Edit the .js file updating pages to scrape:

* Page 1

https://eba.europa.eu/single-rule-book-qa?p_p_id=questions_and_answers_WAR_questions_and_answersportlet&p_p_lifecycle=0&p_p_state=normal&p_p_mode=view&p_p_col_id=column-1&p_p_col_pos=1&p_p_col_count=2&_questions_and_answers_WAR_questions_and_answersportlet_keywords=&_questions_and_answers_WAR_questions_and_answersportlet_advancedSearch=false&_questions_and_answers_WAR_questions_and_answersportlet_andOperator=true&_questions_and_answers_WAR_questions_and_answersportlet_jspPage=%2Fhtml%2Fview.jsp&_questions_and_answers_WAR_questions_and_answersportlet_statusSearch=All&_questions_and_answers_WAR_questions_and_answersportlet_viewTab=1&_questions_and_answers_WAR_questions_and_answersportlet_keyword=&_questions_and_answers_WAR_questions_and_answersportlet_articleSearch=&_questions_and_answers_WAR_questions_and_answersportlet_typeOfSubmitterSearch=&_questions_and_answers_WAR_questions_and_answersportlet_publicIdSearch=&_questions_and_answers_WAR_questions_and_answersportlet_startingDateSearch=&_questions_and_answers_WAR_questions_and_answersportlet_endingDateSearch=&_questions_and_answers_WAR_questions_and_answersportlet_applicableFromDate=&_questions_and_answers_WAR_questions_and_answersportlet_applicableUntilDate=&_questions_and_answers_WAR_questions_and_answersportlet_publicationFromDateSearch=&_questions_and_answers_WAR_questions_and_answersportlet_publicationToDateSearch=&_questions_and_answers_WAR_questions_and_answersportlet_currentTab=All&_questions_and_answers_WAR_questions_and_answersportlet_resetCur=false&_questions_and_answers_WAR_questions_and_answersportlet_delta=200

* Page 2

https://eba.europa.eu/single-rule-book-qa?p_p_id=questions_and_answers_WAR_questions_and_answersportlet&p_p_lifecycle=0&p_p_state=normal&p_p_mode=view&p_p_col_id=column-1&p_p_col_pos=1&p_p_col_count=2&_questions_and_answers_WAR_questions_and_answersportlet_delta=200&_questions_and_answers_WAR_questions_and_answersportlet_keywords=&_questions_and_answers_WAR_questions_and_answersportlet_advancedSearch=false&_questions_and_answers_WAR_questions_and_answersportlet_andOperator=true&_questions_and_answers_WAR_questions_and_answersportlet_jspPage=%2Fhtml%2Fview.jsp&_questions_and_answers_WAR_questions_and_answersportlet_statusSearch=All&_questions_and_answers_WAR_questions_and_answersportlet_viewTab=1&_questions_and_answers_WAR_questions_and_answersportlet_keyword=&_questions_and_answers_WAR_questions_and_answersportlet_articleSearch=&_questions_and_answers_WAR_questions_and_answersportlet_typeOfSubmitterSearch=&_questions_and_answers_WAR_questions_and_answersportlet_publicIdSearch=&_questions_and_answers_WAR_questions_and_answersportlet_startingDateSearch=&_questions_and_answers_WAR_questions_and_answersportlet_endingDateSearch=&_questions_and_answers_WAR_questions_and_answersportlet_applicableFromDate=&_questions_and_answers_WAR_questions_and_answersportlet_applicableUntilDate=&_questions_and_answers_WAR_questions_and_answersportlet_publicationFromDateSearch=&_questions_and_answers_WAR_questions_and_answersportlet_publicationToDateSearch=&_questions_and_answers_WAR_questions_and_answersportlet_currentTab=All&_questions_and_answers_WAR_questions_and_answersportlet_resetCur=false&_questions_and_answers_WAR_questions_and_answersportlet_cur=2

This will generate 9 html pages with max `200` Q&As.
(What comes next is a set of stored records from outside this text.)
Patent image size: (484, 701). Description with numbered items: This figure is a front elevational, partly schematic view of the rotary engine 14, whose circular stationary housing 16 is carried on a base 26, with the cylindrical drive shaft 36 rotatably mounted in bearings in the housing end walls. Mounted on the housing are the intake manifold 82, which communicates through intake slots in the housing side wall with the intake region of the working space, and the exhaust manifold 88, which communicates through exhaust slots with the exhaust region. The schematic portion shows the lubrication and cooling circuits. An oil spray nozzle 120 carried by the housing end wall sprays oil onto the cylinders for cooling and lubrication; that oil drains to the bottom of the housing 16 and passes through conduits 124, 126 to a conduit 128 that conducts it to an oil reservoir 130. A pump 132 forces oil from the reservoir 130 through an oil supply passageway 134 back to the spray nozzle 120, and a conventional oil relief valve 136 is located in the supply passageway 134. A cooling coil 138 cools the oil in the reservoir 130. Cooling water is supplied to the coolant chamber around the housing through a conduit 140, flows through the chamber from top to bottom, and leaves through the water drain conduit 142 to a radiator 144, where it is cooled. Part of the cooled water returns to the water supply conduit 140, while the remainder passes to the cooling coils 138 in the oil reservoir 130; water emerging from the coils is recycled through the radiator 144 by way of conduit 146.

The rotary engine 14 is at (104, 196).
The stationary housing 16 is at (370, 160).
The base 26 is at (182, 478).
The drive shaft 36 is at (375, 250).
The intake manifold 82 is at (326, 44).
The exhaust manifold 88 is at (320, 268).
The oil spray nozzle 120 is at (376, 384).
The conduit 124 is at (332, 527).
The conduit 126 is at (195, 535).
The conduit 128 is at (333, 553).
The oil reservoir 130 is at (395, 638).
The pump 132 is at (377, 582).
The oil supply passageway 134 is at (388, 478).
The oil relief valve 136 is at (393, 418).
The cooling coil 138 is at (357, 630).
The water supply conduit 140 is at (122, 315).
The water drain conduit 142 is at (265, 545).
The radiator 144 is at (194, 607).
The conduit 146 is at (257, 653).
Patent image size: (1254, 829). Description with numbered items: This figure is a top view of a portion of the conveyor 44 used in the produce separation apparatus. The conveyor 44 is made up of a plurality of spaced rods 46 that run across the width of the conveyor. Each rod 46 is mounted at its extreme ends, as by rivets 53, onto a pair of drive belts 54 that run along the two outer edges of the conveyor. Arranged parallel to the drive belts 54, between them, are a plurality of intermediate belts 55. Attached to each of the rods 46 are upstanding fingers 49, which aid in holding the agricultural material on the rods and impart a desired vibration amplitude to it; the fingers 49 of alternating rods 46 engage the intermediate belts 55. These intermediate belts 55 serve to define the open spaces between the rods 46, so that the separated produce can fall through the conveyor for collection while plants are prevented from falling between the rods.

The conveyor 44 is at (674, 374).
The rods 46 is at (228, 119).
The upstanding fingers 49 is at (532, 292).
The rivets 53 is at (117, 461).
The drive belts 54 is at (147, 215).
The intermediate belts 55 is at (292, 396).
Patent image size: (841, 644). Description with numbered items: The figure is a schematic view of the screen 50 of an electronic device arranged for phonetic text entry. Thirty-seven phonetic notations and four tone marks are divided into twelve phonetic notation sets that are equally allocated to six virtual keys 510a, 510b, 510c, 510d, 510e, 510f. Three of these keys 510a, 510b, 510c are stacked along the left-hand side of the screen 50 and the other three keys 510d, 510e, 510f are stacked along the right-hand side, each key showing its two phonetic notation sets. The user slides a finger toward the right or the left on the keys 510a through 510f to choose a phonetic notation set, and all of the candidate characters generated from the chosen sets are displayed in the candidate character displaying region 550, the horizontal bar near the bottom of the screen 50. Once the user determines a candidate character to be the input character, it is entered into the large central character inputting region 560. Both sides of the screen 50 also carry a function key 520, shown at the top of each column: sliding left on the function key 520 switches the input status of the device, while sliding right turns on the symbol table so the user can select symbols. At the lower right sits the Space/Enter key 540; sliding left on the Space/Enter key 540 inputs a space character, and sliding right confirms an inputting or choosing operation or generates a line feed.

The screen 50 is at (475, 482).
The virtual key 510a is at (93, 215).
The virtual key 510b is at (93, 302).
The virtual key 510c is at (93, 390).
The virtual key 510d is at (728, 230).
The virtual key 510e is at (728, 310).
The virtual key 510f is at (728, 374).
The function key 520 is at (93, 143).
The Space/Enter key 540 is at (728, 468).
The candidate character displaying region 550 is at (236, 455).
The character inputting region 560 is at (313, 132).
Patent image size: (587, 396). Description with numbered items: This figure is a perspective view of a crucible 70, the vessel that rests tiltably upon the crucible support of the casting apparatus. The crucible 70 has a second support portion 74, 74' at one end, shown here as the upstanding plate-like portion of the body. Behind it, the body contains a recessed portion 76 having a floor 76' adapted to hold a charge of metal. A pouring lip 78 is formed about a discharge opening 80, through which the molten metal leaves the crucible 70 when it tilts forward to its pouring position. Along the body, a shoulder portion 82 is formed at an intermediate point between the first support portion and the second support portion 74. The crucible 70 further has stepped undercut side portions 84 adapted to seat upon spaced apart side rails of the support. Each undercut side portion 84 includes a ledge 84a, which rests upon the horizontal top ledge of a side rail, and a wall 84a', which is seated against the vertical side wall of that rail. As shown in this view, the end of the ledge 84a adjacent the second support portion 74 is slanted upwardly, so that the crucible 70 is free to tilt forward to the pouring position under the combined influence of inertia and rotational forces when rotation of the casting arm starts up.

These scraped pages need to be then processed.

### Parsing

Extract URL to the actual questions from the downloaded website using `parse_EBA_QA_page()`

### Scraping

Scrape the actual Q&As into a tabular form with `scrape_EBA_QA()`

### Disclaimer 

This package is an outcome of a research project. All errors are mine. All views expressed are personal views, not those of any employer.
The package is provided as-is and is not updated. Data provided here was scraped in 2019 so obtaining the latest data might require running the scraper again.